TATACARA PENGESAHAN PERKAWINAN PENGHAYAT KEPERCAYAAN TERHADAP TUHAN YME

 

DASAR PERKAWINAN

  1. Perkawinan Penghayat Kepercayaan adalah sah apabila dilakukan menurut hukum masing-masing agama dan kepercayaannya itu. (Bab I Pasal 2 UU Perkawinan No.1/1974)
  2. Perkawinan merupakan ikatan lahir batin antara seorang laki-laki dan seorang perempuan dengan tujuan membentuk keluarga yang bahagia dan kekal berdasarkan Ketuhanan Yang Maha Esa. (Bab I Pasal 1 UU Perkawinan No.1/1974)
  3. Pada dasarnya Perkawinan Penghayat Kepercayaan adalah perkawinan monogami, yang dilakukan seorang laki-laki dan perempuan yang saling mencintai. Seorang laki-laki hanya boleh mempunyai seorang istri demikian pula seorang perempuan hanya boleh mempunyai seorang suami.
  4.   Kecuali apabila dalam kelompok/komunitas adat dari penghayat kepercayaan tersebut mengijinkan perkawinan poligami.

 

PIHAK PIHAK TERKAIT AGAR PERKAWINAN PENGHAYAT KEPERCAYAAN DINYATAKAN SAH SECARA HUKUM NEGARA R.I.

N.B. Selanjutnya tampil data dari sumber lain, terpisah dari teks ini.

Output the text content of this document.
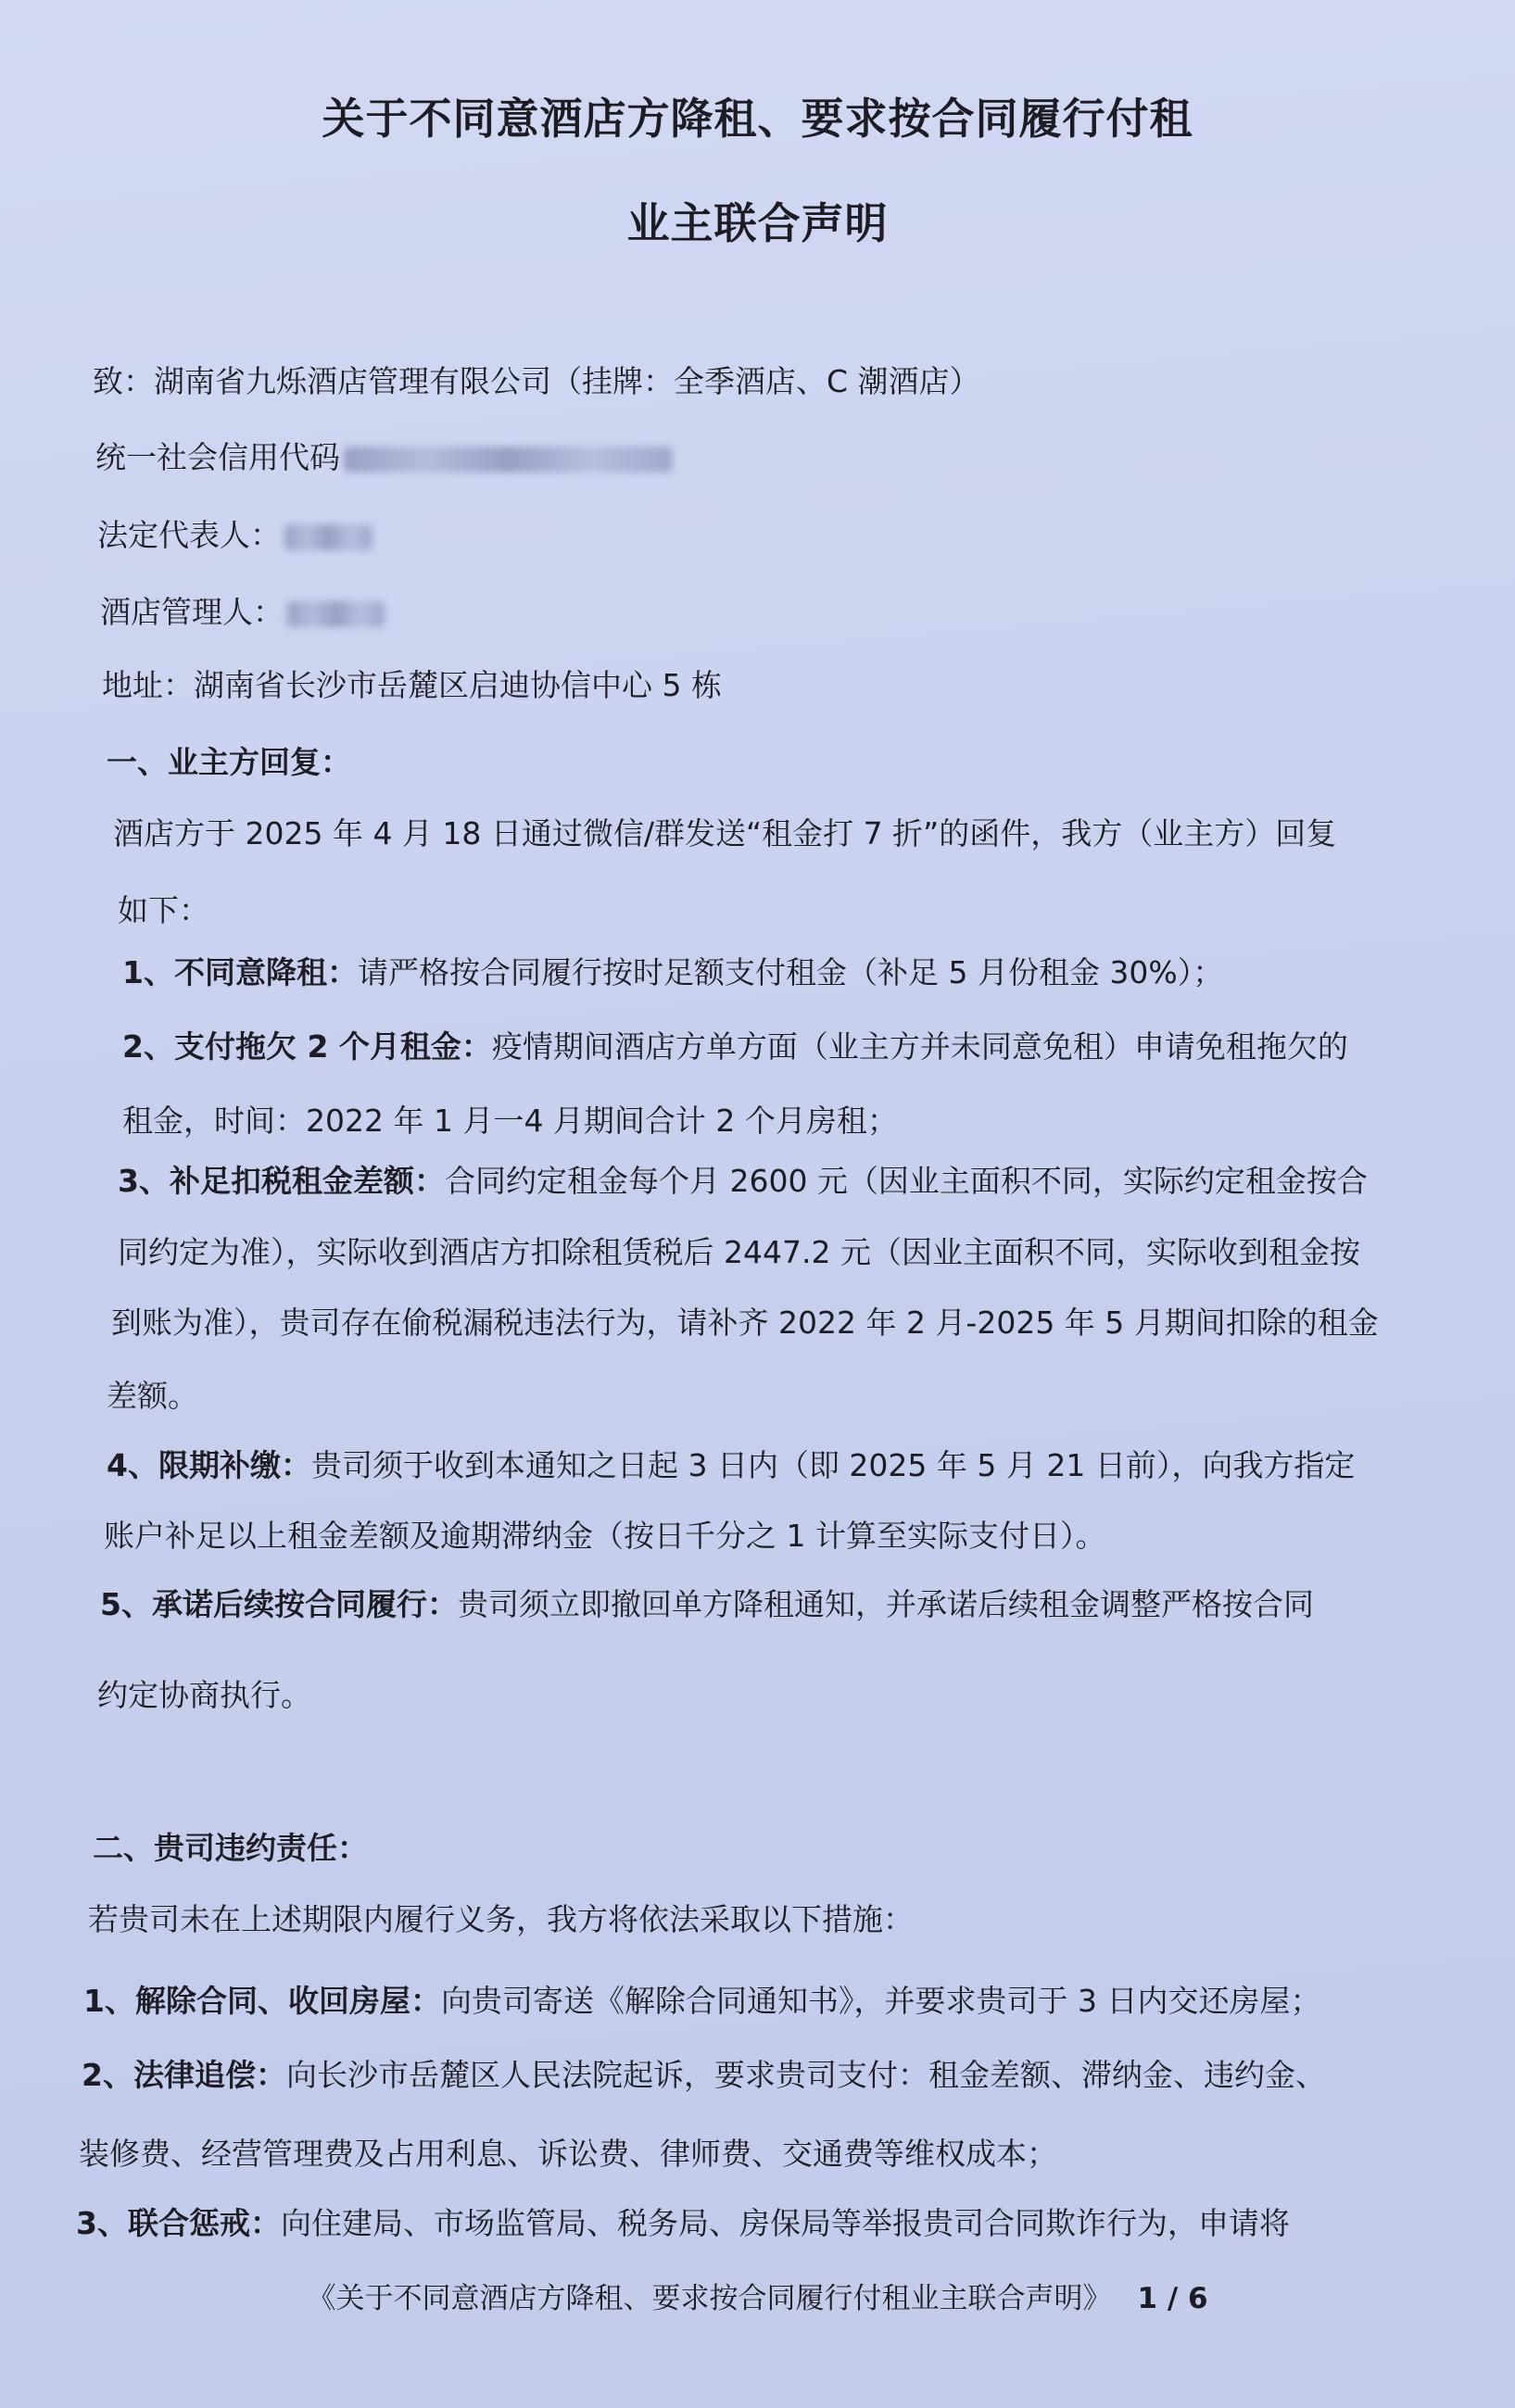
关于不同意酒店方降租、要求按合同履行付租
业主联合声明
致：湖南省九烁酒店管理有限公司（挂牌：全季酒店、C 潮酒店）
统一社会信用代码
法定代表人：
酒店管理人：
地址：湖南省长沙市岳麓区启迪协信中心 5 栋
一、业主方回复：
酒店方于 2025 年 4 月 18 日通过微信/群发送“租金打 7 折”的函件，我方（业主方）回复
如下：
1、不同意降租：请严格按合同履行按时足额支付租金（补足 5 月份租金 30%）；
2、支付拖欠 2 个月租金：疫情期间酒店方单方面（业主方并未同意免租）申请免租拖欠的
租金，时间：2022 年 1 月一4 月期间合计 2 个月房租；
3、补足扣税租金差额：合同约定租金每个月 2600 元（因业主面积不同，实际约定租金按合
同约定为准），实际收到酒店方扣除租赁税后 2447.2 元（因业主面积不同，实际收到租金按
到账为准），贵司存在偷税漏税违法行为，请补齐 2022 年 2 月-2025 年 5 月期间扣除的租金
差额。
4、限期补缴：贵司须于收到本通知之日起 3 日内（即 2025 年 5 月 21 日前），向我方指定
账户补足以上租金差额及逾期滞纳金（按日千分之 1 计算至实际支付日）。
5、承诺后续按合同履行：贵司须立即撤回单方降租通知，并承诺后续租金调整严格按合同
约定协商执行。
二、贵司违约责任：
若贵司未在上述期限内履行义务，我方将依法采取以下措施：
1、解除合同、收回房屋：向贵司寄送《解除合同通知书》，并要求贵司于 3 日内交还房屋；
2、法律追偿：向长沙市岳麓区人民法院起诉，要求贵司支付：租金差额、滞纳金、违约金、
装修费、经营管理费及占用利息、诉讼费、律师费、交通费等维权成本；
3、联合惩戒：向住建局、市场监管局、税务局、房保局等举报贵司合同欺诈行为，申请将
《关于不同意酒店方降租、要求按合同履行付租业主联合声明》 1 / 6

  1. Calon Pengantin Laki Laki & Perempuan
  2. Orangtua/Wali Calon Pengantin Laki Laki & Perempuan
  3. 2 (dua) orang Saksi
  4. Pemuka Penghayat Kepercayaan
  5. Petugas Pencatatan Sipil

 

PERSYARATAN & PROSEDUR UMUM

  1. Kedua calon pengantin adalah Penghayat Kepercayaan thd Tuhan YME,  dimana pada kolom agama di KTP dikosongkan.
  2. Memenuhi persyaratan yang ditentukan oleh pemerintah sesuai UU No 1 Th 1974 tentang Perkawinan dan peraturan pemerintah yg terkait.
  3. Melaksanakan Pengesahan Perkawinan yang disaksikan oleh Pemuka Penghayat Kepercayaan Thd Tuhan YME dan  mendapatkan Surat Perkawinan Penghayat Kepercayaan.
  4. Mencatatkan Perkawinan ke Kantor/Petugas Catatan Sipil untuk mendapatkan Akta Perkawinan.

 

PROSEDUR ADMINISTRASI PERKAWINAN YANG DILAKSANAKAN OLEH MLKI / ORGANISASI KEPERCAYAAN

  1. Calon Pengantin membuat Surat Permohonan Pengesahan Perkawinan kepada Pemuka Penghayat Kepercayaan.
  2. Pemuka Penghayat Kepercayaan membuat Tanda Terima Surat Permohonan.
  3. Apabila Calon Pengantin membutuhkan bantuan untuk mengurus surat-surat di aparat terkait (RT/RW/Kelurahan),  maka Pengurus Daerah dapat membuatkan Surat Pengantar atau membantu menemani ke instansi tersebut.
  4. Pemuka Penghayat Kepercayaan melaporkan rencana perkawinan tersebut  kepada Pengurus Pusat dan meminta Nomor Surat Perkawinan, karena sistem penomoran surat perkawinan sebaiknya dibuat oleh Pengurus Pusat Organisasi.